In context: With Intel struggling, companies are either aiming to acquire Team Blue outright or bid for parts of it. While Intel remains dedicated to its turnaround strategy, some of the offers underscore how significantly Intel’s fortunes have declined. A notable example is Arm’s attempt to purchase Intel’s premium assets, which Intel unsurprisingly rebuffed.
According to Bloomberg, referencing a source with direct knowledge, Arm proposed acquiring Intel’s product division that develops chips for PCs, servers, and networking equipment. However, Intel refused, indicating that this division is not for sale. Arm was specifically uninterested in Intel’s foundry assets.

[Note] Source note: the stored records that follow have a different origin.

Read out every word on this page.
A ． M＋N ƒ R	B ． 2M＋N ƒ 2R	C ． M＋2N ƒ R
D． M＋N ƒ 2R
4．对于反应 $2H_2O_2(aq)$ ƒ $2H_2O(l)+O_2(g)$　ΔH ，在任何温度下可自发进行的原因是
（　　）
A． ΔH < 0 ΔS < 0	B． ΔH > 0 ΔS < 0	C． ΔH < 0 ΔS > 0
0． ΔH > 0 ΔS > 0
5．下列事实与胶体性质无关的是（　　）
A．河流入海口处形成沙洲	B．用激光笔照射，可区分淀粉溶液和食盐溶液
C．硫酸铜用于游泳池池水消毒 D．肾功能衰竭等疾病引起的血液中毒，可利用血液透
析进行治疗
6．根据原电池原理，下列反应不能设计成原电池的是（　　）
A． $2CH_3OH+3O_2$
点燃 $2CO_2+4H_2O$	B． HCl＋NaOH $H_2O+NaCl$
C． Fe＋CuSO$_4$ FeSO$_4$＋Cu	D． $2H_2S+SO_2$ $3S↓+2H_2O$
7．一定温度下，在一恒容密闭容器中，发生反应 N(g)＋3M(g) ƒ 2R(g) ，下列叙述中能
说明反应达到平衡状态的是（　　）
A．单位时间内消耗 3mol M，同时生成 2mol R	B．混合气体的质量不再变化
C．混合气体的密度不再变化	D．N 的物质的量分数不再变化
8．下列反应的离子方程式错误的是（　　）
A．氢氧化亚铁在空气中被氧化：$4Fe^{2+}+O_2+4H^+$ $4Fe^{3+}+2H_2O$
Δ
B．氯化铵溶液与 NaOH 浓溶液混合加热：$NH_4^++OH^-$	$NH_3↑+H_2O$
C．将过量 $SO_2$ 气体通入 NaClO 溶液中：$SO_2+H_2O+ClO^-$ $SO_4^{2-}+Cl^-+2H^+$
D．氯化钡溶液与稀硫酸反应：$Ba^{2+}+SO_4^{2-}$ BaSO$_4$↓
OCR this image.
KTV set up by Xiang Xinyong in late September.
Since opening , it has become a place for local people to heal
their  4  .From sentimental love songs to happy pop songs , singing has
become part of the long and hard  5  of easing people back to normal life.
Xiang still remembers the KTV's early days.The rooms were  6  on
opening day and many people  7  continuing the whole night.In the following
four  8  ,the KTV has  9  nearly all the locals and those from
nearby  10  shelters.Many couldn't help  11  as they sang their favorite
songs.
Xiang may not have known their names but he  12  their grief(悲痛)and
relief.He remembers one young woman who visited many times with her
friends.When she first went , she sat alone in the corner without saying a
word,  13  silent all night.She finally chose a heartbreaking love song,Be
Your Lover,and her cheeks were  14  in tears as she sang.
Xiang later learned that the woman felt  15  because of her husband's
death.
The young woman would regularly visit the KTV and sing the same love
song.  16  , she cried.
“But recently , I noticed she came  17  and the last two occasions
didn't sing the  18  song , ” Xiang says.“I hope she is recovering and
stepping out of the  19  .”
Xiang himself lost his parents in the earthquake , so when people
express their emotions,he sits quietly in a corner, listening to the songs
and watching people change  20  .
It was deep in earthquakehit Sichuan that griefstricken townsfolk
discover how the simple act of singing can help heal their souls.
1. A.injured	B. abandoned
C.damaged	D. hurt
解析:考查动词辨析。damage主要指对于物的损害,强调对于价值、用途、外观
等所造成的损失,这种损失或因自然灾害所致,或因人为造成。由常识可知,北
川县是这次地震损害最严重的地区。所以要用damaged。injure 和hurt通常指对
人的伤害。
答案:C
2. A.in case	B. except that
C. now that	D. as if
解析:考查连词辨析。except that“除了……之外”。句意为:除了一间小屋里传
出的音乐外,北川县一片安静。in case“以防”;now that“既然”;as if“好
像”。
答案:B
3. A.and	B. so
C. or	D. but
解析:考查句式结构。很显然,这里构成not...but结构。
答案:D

Over the past year, Intel’s rapid decline has made it a target for acquisition speculations. For example, Qualcomm recently made a takeover proposal earlier this month, according to sources familiar with the details.
Meanwhile, Intel seems open to selling off portions of its operations to stabilize financially. Among the assets possibly up for sale is its programmable chip division, Altera, which it acquired for $16.7 billion in 2015. CEO Pat Gelsinger, however, recently stated that such a sale is not part of Intel’s plan.
Sandra Rivera from Intel mentioned that the company is adhering to its original strategy to divest a smaller portion of its stake in Altera, aiming to complete the spin-off through an initial public offering by 2026 at the latest. Last year, Intel spun off Altera as an independent entity with IPO plans in the future.
Arm’s potential acquisition of Intel’s product units could have supported its strategy to expand into the PC and server markets, where Intel’s chip designs are dominant. The UK-based company also aims to offer fully developed products, which Intel could have facilitated.
However, the deal was not practical for Intel. The company is already executing its own strategies to rejuvenate its operations, making it less inclined to sell off a core business line. Additionally, Intel has other options: Apollo recently expressed willingness to make an equity-like investment of up to $5 billion in Intel. Pending approval, Intel is also set to receive $8.5 billion in grants and $11 billion in low-interest loans through Chips Act funding from the government.
An Arm takeover of Intel’s product division would have faced numerous hurdles. The deal would likely have attracted heavy scrutiny from regulatory bodies, especially amid current trade tensions with China. Despite Arm’s higher market capitalization, Intel’s revenue dwarfs Arm’s, making such an acquisition improbable. Given the scale of Intel’s product divisions, it’s doubtful Arm could manage such a large purchase financially.
Another challenge would be merging Arm’s RISC-based architecture with Intel’s x86 architecture. Additionally, Arm’s clients—including Amazon, Qualcomm, and Samsung—would likely have protested the deal, as it would position Arm to compete directly with them.